Mass-market appeal requires a near nonexistent learning curve and a frictionless onboarding experience, and Arc is unable to provide that with its vertical tabs and command-based workflow. Dia is instead imitating a conventional browser that is interwoven with some more advanced AI features. That seems like a much smarter decision to me than trying to rescue a paradigm that has not demonstrated much mass-market adoption.
This is not to say that Dia will be the pinnacle of agentic AI browsers. Perplexity recently released their Comet browser to pretty positive reception and OpenAI anticipates releasing their own browser soon. TBC is betting that they will offer a UX and UI that is more polished and more intuitive than other companies that don’t specialize in browsers. Whether this will pay off or not is something we will have to see (and prompts a much more welcome debate, in my opinion!) but it is clear to me that this decision is a better one than sitting on a niche tool like Arc.
The hope for open source
But all of this talk about the end of Arc begs the question: if Arc serves no more purpose to TBC, why not open source it? Why not hand off development to its loyal users that will volunteer their time to further iterate on the product? TBC’s official response to this is a bit wishy-washy, but it boils down to this: the method of creating Arc (and Dia) is too valuable to give to the public. TBC believes that they are sitting on a pot of gold with their Arc Development Kit, and by open-sourcing Arc, they are leaking the primary method of building Dia. While I would love to see Arc open-sourced, TBC still needs to keep their value until Dia grows a lot more. And until then, open source is out of the question.
Next steps
Say you’re an Arc user that can’t see switching back to Chrome or Firefox or Edge anytime soon. What should you do?
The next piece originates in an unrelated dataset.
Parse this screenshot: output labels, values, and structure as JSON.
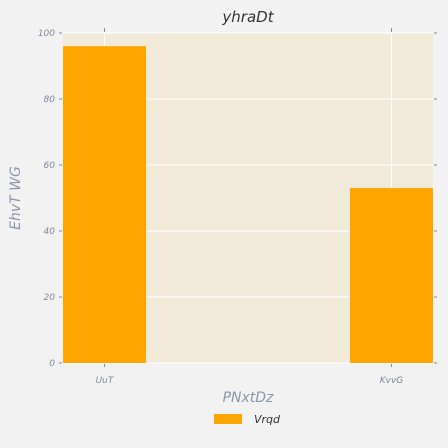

The first option is simple: do nothing! For the time being, Arc will still be getting regular security updates. While no big features will come out, you can keep on using Arc like you have been.
But what if those updates stop coming? The second option is to switch to an Arc competitor. The biggest one right now is Zen, a Firefox-based browser that emulates most of the standard Arc features pretty well. It’s in active development, meaning you can still get the dopamine hit of frequent new features, and it’s open source, meaning if its creator stops updating the program, its users can pick up the torch.
There is also a third option, and the one I recommend: try out Dia! I was super hesitant of Dia when I tried it out about a month ago, and after getting used to it, I can say that I really appreciate the workflow that Dia is going for. The contextual chat can unlock some awesome things once you train your brain to think AI first and Google second. This, however, assumes that you’re not morally opposed to LLMs and you are willing to take TBC’s word on data privacy. If those two things aren’t dealbreakers for you, give it at least a week’s shot, if not more.